Warum glauben Sie nicht wirklich an den Himmel? Warum sehnen Sie sich nicht nach dem Ewigen Leben mit Gott?
Was Jesus da sagt, läuft ins Leere, wenn er nicht auf Sehnsucht, auf Stärke, auf Fantasie trifft. Jesus sagt: Der Tod ist überwunden. Er sagt: Die Auferstandenen werden an Gottes Herrlichkeit teilnehmen. Jesus sagt: Die biologischen Gesetze dieser Welt werden hinfällig sein.
In dieser Welt gilt: Mann und Frau gründen eine Familie, um Kinder zu haben. Kinder wollen sie, um Nachkommen zu haben. Nachkommen wünscht sich der Mensch, weil er sterben wird. Wo es keinen Tod mehr gibt, braucht man auch keine Nachkommen mehr. Man braucht Freunde. Brüder. Schwestern.

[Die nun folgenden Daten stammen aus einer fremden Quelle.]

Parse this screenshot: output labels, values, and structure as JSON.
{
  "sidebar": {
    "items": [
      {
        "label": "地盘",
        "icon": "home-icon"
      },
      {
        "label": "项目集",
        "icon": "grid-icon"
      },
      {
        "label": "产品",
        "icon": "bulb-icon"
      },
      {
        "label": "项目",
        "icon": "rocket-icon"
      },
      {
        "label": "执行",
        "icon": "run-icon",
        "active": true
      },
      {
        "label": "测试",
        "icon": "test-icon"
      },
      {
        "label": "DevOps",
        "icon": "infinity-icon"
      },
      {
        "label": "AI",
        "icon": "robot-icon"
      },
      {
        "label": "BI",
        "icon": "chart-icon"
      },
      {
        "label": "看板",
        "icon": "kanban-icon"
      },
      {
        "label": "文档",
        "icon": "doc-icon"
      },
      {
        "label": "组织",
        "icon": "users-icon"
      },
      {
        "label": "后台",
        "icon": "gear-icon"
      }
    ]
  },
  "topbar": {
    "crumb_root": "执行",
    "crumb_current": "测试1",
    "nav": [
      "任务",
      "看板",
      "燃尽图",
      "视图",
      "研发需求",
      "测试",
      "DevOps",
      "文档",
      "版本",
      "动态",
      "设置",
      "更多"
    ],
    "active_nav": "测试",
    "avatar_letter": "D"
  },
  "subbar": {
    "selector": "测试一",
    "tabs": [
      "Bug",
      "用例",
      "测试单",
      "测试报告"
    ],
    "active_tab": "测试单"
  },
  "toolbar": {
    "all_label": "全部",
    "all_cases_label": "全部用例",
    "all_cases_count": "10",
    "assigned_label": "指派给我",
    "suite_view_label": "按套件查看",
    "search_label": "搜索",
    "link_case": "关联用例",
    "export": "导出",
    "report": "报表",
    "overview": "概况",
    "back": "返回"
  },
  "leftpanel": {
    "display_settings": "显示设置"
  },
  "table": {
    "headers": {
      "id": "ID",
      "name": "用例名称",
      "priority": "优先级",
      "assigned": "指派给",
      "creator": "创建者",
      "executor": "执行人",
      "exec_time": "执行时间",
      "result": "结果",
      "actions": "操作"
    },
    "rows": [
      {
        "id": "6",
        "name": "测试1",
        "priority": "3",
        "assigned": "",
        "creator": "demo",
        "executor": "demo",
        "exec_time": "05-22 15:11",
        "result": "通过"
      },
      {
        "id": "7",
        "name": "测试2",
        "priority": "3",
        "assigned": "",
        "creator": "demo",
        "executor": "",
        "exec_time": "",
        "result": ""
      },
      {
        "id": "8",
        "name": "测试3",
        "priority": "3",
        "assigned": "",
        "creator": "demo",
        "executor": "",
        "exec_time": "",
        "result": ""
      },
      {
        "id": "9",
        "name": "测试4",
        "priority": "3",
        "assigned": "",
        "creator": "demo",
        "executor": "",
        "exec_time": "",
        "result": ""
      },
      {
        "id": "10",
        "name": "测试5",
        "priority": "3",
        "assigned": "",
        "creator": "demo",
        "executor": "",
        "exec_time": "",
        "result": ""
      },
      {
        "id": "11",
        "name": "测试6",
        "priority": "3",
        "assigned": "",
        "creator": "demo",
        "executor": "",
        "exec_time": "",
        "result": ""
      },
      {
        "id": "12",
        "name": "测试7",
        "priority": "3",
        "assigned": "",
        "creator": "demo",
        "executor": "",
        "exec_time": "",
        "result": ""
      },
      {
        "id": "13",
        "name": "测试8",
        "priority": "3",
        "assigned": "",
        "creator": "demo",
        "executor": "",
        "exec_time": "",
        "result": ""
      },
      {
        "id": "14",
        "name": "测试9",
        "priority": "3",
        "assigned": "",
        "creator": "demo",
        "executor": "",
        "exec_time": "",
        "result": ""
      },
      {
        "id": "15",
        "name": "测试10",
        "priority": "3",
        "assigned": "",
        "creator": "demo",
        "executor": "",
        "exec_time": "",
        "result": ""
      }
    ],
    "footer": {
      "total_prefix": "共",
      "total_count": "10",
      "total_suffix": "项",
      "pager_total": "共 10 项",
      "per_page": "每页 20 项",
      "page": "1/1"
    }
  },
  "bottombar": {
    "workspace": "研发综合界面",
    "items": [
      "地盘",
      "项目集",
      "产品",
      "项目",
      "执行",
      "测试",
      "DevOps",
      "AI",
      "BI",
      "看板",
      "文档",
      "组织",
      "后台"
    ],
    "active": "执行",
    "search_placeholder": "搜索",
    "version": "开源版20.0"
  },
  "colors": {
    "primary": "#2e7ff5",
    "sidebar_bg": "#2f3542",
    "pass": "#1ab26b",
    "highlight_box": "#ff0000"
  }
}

Liebe und Dauer und Vereinigung brauchen wir immer. Deswegen wird es die auch im Himmel geben. Auch die Empfindung bleibt. Der reine, verklärte Leib ist noch sensibler für die Lust als der alte Leib. Der Himmel ist eine neue Welt, – in der uns die alte nicht fehlen wird: Lasse ich mich auf neue Gedanken ein?
Abraham, Isaak, Jakob, Mose waren Männer, die sich auf Gott eingelassen haben. Sie haben wirklich etwas gewagt. Wer den Verheißungen Gottes traut, der wagt viel. Und in der Tat: Die Verheißungen, die Gott ihnen machte, haben sich zu ihren Lebzeiten hier nicht erfüllt. Mose starb, ohne in das Gelobte Land ziehen zu dürfen. Also hat Gott ihn belogen. Oder aber Mose lebt weiter, nur anders als bisher und Gott wird seine Verheißung an ihm erfüllen.
„Für ihn sind alle lebend“, sagt Jesus von Gott. Und im Buch Exodus (3) sagt Gott von sich selbst: „Ich bin der Gott Abrahams, Isaaks und Jakobs.“ Wären Abraham, Isaak, Jakob wirklich tot, wären unsere Verstorbenen wirklich tot, weg, ausgelöscht, dann wäre Gott ein Gott der Toten. Doch für ihn sind alle lebend.
Das Gesetz von Geburt und Tod, dieser enge Rahmen, ist nicht ewig. Das Leben lässt sich darin nicht einfangen. Gott allein ist weit genug für das Leben.